Sean  September 16, 2009 2:26 PM

See, but that's not what reCAPTCHA really does. The point of reCAPTCHA is to have a human type in the words that OCR cannot read by dividing the workload up into lots of small pieces. Read this: http://recaptcha.net/learnmore.html

Dean Putney  September 16, 2009 2:53 PM

Cool from a machine learning standpoint but does this freak you out since Google could potentially have registration and use data for a huge number of sites around the web that leverage reCAPTCHA? More thoughts here http://bit.ly/ggEWT.

Alex Hawkinson  September 16, 2009 3:08 PM

Google really and truly needs to focus on working on the products and services they already have before spending money frivolously in trying to buy up everything. Another microsoft type corporation if the truth is to be told.

I am NOT a fan of reCAPTCHA and I encourage everyone to go read mashable's article titled "Facebook Captcha: What You DON’T Need to Type" and start purposely screwing up the Captchas.
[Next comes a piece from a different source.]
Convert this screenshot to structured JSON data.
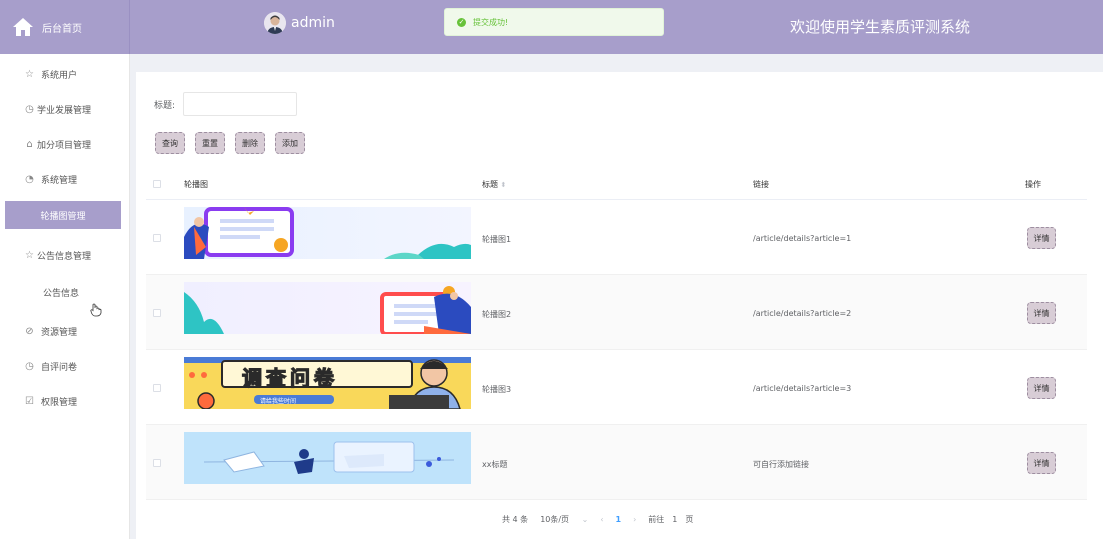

Google wanting to digitize and own all books of the world is just NOT a good thing.

And also Captcha's do NOT stop spammers in any way, shape or form, as spammers use program scripts to get around them and spam thousands of sites.

cb on bonanzle  September 17, 2009 12:16 AM

This will help to keep away spam and other automated software from than 100,000 websites as those websites have now Google powered CAPTCHA technology.